When I was about 10 an overzealous Sunday teacher talked to the class one day about saving ourselves for marriage. Of course, none of us had any idea what she was talking about. But she did say one thing that I’ve never forgotten. “Alive today is your future husband or wife,”
I had always been a dreamer anyway. I thought about the future husband idea and liked it right away! He’s probably from New York, I thought. That seemed so exotic to me. A boy from the city! And he’s probably old, like 16 (I was barley 10 at the time). I bet he lives in Greenwich Village and attends fancy parties with adults who read poems and drink fancy cocktails. (I told you I was a dreamer…).
That sort of behavior continued into my adult life. I was a young mother and had my son at the age of 18. Raised him on my own. I never had a serious relationship, until I met Glenn. I always found love but it was never right. Love relationships would often fizzle out as quickly as they came to be.
This all changed in the summer of 1999.
I had just come back from a trip to Europe with my best friend, Bonnie where she encouraged me to make a list of eligible men. She said I’d been single long enough and it was time for me to get married. I was 38 years old and thought I was going to be an old maid. I didn’t know anyone but she wouldn’t let it go. “If you have a list she said, then when you get back home and one of the men on the list asks you out, well, you’ll already be well on your way because he was on your list!”

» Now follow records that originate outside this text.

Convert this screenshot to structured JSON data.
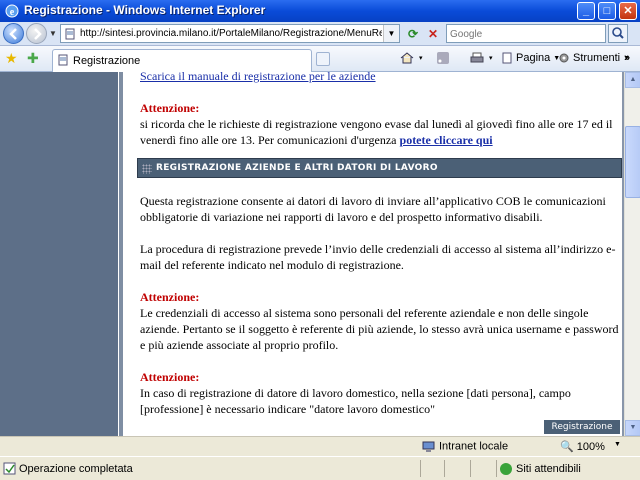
{
  "window": {
    "title": "Registrazione - Windows Internet Explorer",
    "min_glyph": "_",
    "max_glyph": "□",
    "close_glyph": "✕"
  },
  "address_bar": {
    "url": "http://sintesi.provincia.milano.it/PortaleMilano/Registrazione/MenuRegistrazioni",
    "search_placeholder": "Google"
  },
  "tab": {
    "label": "Registrazione"
  },
  "commands": {
    "home_dd": "▾",
    "print_dd": "▾",
    "page_label": "Pagina",
    "tools_label": "Strumenti",
    "help_glyph": "?",
    "more_glyph": "»"
  },
  "content": {
    "top_link": "Scarica il manuale di registrazione per le aziende",
    "attention_label": "Attenzione:",
    "notice_text": "si ricorda che le richieste di registrazione vengono evase dal lunedì al giovedì fino alle ore 17 ed il venerdì fino alle ore 13. Per comunicazioni d'urgenza",
    "notice_link": "potete cliccare qui",
    "section_title": "REGISTRAZIONE AZIENDE E ALTRI DATORI DI LAVORO",
    "para1": "Questa registrazione consente ai datori di lavoro di inviare all’applicativo COB le comunicazioni obbligatorie di variazione nei rapporti di lavoro e del prospetto informativo disabili.",
    "para2": "La procedura di registrazione prevede l’invio delle credenziali di accesso al sistema all’indirizzo e-mail del referente indicato nel modulo di registrazione.",
    "att2_label": "Attenzione:",
    "att2_text": "Le credenziali di accesso al sistema sono personali del referente aziendale e non delle singole aziende. Pertanto se il soggetto è referente di più aziende, lo stesso avrà unica username e password e più aziende associate al proprio profilo.",
    "att3_label": "Attenzione:",
    "att3_text": "In caso di registrazione di datore di lavoro domestico, nella sezione [dati persona], campo [professione] è necessario indicare \"datore lavoro domestico\"",
    "badge": "Registrazione"
  },
  "zone_bar": {
    "zone": "Intranet locale",
    "zoom": "100%"
  },
  "status_bar": {
    "status": "Operazione completata",
    "trusted": "Siti attendibili"
  },
  "colors": {
    "titlebar": "#0a4bd8",
    "left_band": "#5d6f88",
    "section_bar": "#4b6076",
    "attention": "#c00000",
    "link": "#1a2fa8"
  }
}
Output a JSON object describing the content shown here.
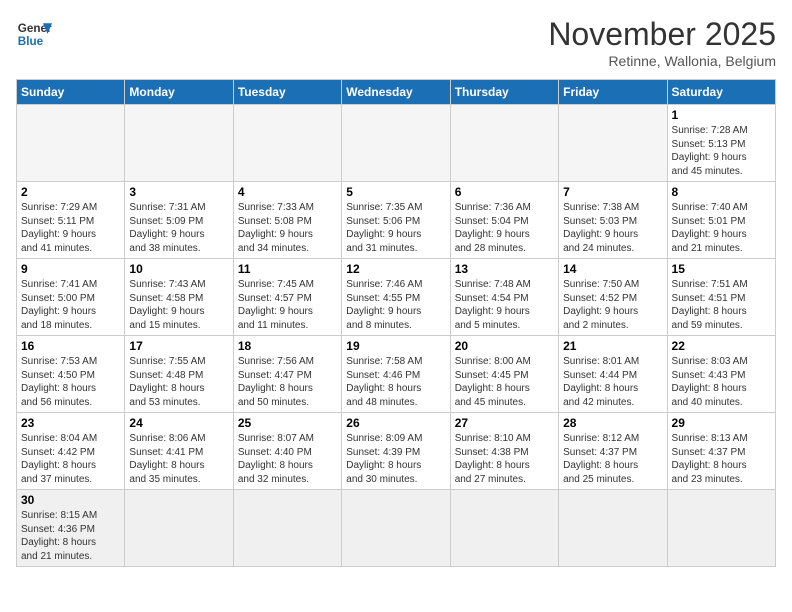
{
  "logo": {
    "line1": "General",
    "line2": "Blue"
  },
  "title": "November 2025",
  "subtitle": "Retinne, Wallonia, Belgium",
  "days_of_week": [
    "Sunday",
    "Monday",
    "Tuesday",
    "Wednesday",
    "Thursday",
    "Friday",
    "Saturday"
  ],
  "weeks": [
    [
      {
        "day": "",
        "info": ""
      },
      {
        "day": "",
        "info": ""
      },
      {
        "day": "",
        "info": ""
      },
      {
        "day": "",
        "info": ""
      },
      {
        "day": "",
        "info": ""
      },
      {
        "day": "",
        "info": ""
      },
      {
        "day": "1",
        "info": "Sunrise: 7:28 AM\nSunset: 5:13 PM\nDaylight: 9 hours\nand 45 minutes."
      }
    ],
    [
      {
        "day": "2",
        "info": "Sunrise: 7:29 AM\nSunset: 5:11 PM\nDaylight: 9 hours\nand 41 minutes."
      },
      {
        "day": "3",
        "info": "Sunrise: 7:31 AM\nSunset: 5:09 PM\nDaylight: 9 hours\nand 38 minutes."
      },
      {
        "day": "4",
        "info": "Sunrise: 7:33 AM\nSunset: 5:08 PM\nDaylight: 9 hours\nand 34 minutes."
      },
      {
        "day": "5",
        "info": "Sunrise: 7:35 AM\nSunset: 5:06 PM\nDaylight: 9 hours\nand 31 minutes."
      },
      {
        "day": "6",
        "info": "Sunrise: 7:36 AM\nSunset: 5:04 PM\nDaylight: 9 hours\nand 28 minutes."
      },
      {
        "day": "7",
        "info": "Sunrise: 7:38 AM\nSunset: 5:03 PM\nDaylight: 9 hours\nand 24 minutes."
      },
      {
        "day": "8",
        "info": "Sunrise: 7:40 AM\nSunset: 5:01 PM\nDaylight: 9 hours\nand 21 minutes."
      }
    ],
    [
      {
        "day": "9",
        "info": "Sunrise: 7:41 AM\nSunset: 5:00 PM\nDaylight: 9 hours\nand 18 minutes."
      },
      {
        "day": "10",
        "info": "Sunrise: 7:43 AM\nSunset: 4:58 PM\nDaylight: 9 hours\nand 15 minutes."
      },
      {
        "day": "11",
        "info": "Sunrise: 7:45 AM\nSunset: 4:57 PM\nDaylight: 9 hours\nand 11 minutes."
      },
      {
        "day": "12",
        "info": "Sunrise: 7:46 AM\nSunset: 4:55 PM\nDaylight: 9 hours\nand 8 minutes."
      },
      {
        "day": "13",
        "info": "Sunrise: 7:48 AM\nSunset: 4:54 PM\nDaylight: 9 hours\nand 5 minutes."
      },
      {
        "day": "14",
        "info": "Sunrise: 7:50 AM\nSunset: 4:52 PM\nDaylight: 9 hours\nand 2 minutes."
      },
      {
        "day": "15",
        "info": "Sunrise: 7:51 AM\nSunset: 4:51 PM\nDaylight: 8 hours\nand 59 minutes."
      }
    ],
    [
      {
        "day": "16",
        "info": "Sunrise: 7:53 AM\nSunset: 4:50 PM\nDaylight: 8 hours\nand 56 minutes."
      },
      {
        "day": "17",
        "info": "Sunrise: 7:55 AM\nSunset: 4:48 PM\nDaylight: 8 hours\nand 53 minutes."
      },
      {
        "day": "18",
        "info": "Sunrise: 7:56 AM\nSunset: 4:47 PM\nDaylight: 8 hours\nand 50 minutes."
      },
      {
        "day": "19",
        "info": "Sunrise: 7:58 AM\nSunset: 4:46 PM\nDaylight: 8 hours\nand 48 minutes."
      },
      {
        "day": "20",
        "info": "Sunrise: 8:00 AM\nSunset: 4:45 PM\nDaylight: 8 hours\nand 45 minutes."
      },
      {
        "day": "21",
        "info": "Sunrise: 8:01 AM\nSunset: 4:44 PM\nDaylight: 8 hours\nand 42 minutes."
      },
      {
        "day": "22",
        "info": "Sunrise: 8:03 AM\nSunset: 4:43 PM\nDaylight: 8 hours\nand 40 minutes."
      }
    ],
    [
      {
        "day": "23",
        "info": "Sunrise: 8:04 AM\nSunset: 4:42 PM\nDaylight: 8 hours\nand 37 minutes."
      },
      {
        "day": "24",
        "info": "Sunrise: 8:06 AM\nSunset: 4:41 PM\nDaylight: 8 hours\nand 35 minutes."
      },
      {
        "day": "25",
        "info": "Sunrise: 8:07 AM\nSunset: 4:40 PM\nDaylight: 8 hours\nand 32 minutes."
      },
      {
        "day": "26",
        "info": "Sunrise: 8:09 AM\nSunset: 4:39 PM\nDaylight: 8 hours\nand 30 minutes."
      },
      {
        "day": "27",
        "info": "Sunrise: 8:10 AM\nSunset: 4:38 PM\nDaylight: 8 hours\nand 27 minutes."
      },
      {
        "day": "28",
        "info": "Sunrise: 8:12 AM\nSunset: 4:37 PM\nDaylight: 8 hours\nand 25 minutes."
      },
      {
        "day": "29",
        "info": "Sunrise: 8:13 AM\nSunset: 4:37 PM\nDaylight: 8 hours\nand 23 minutes."
      }
    ],
    [
      {
        "day": "30",
        "info": "Sunrise: 8:15 AM\nSunset: 4:36 PM\nDaylight: 8 hours\nand 21 minutes."
      },
      {
        "day": "",
        "info": ""
      },
      {
        "day": "",
        "info": ""
      },
      {
        "day": "",
        "info": ""
      },
      {
        "day": "",
        "info": ""
      },
      {
        "day": "",
        "info": ""
      },
      {
        "day": "",
        "info": ""
      }
    ]
  ]
}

I wasn’t sure who to put on the list and then, I thought of this guy that had been staring at me for three years at The Coffee Warehouse back home. I would see him almost daily. He would often try to spark a conversation with me or he would just stare at me and smile. I couldn’t believe that he never gave up! He was always there just waiting for me.
He had salt and pepper hair, drove a truck with a surfboard in the back. So without knowing a name, I put down, “Silver Surfer,” and added him to the list.
The following Monday morning, back at home, I stopped at the Coffee Warehouse on my way to work and there he was again, the mystery surfer man. But this time he spoke to me and asked me out. He just blurted it out. “Hi my name is Glenn, how was your trip to Europe? Let’s go do something!”
He even left a post-it note with the cashier that day that said the same thing. He later told me that he had waited long enough to meet me and was determined that the next time he saw me he was going to ask me out! I was so stunned that I immediately said yes and was even late for work that day because we couldn’t stop chatting.
Glenn wore his heart on his sleeve. Within ten minutes I knew that he was from New York. Six years older than me, divorced, spent weekends as a child at his beloved grandparents in Manhattan where they toured art museums and hosted fancy dinner parties for the Avant Garde crowd in Greenwich Village.
That was how we began, and we saw or spoke to each other every day after that for the rest of his life.
I thought about this story as I began my day on this Sunday morning in early May. We’re all dealing with this horrible virus and staying at home. Our lives have all changed in the past few months, the likes of which none of us has ever experienced at this level.
I’ll never forget how I was boy crazy my whole life and then met the man of my dreams who fulfilled me in every way.
Happy memories do help get us through the tough times. I know this to be true.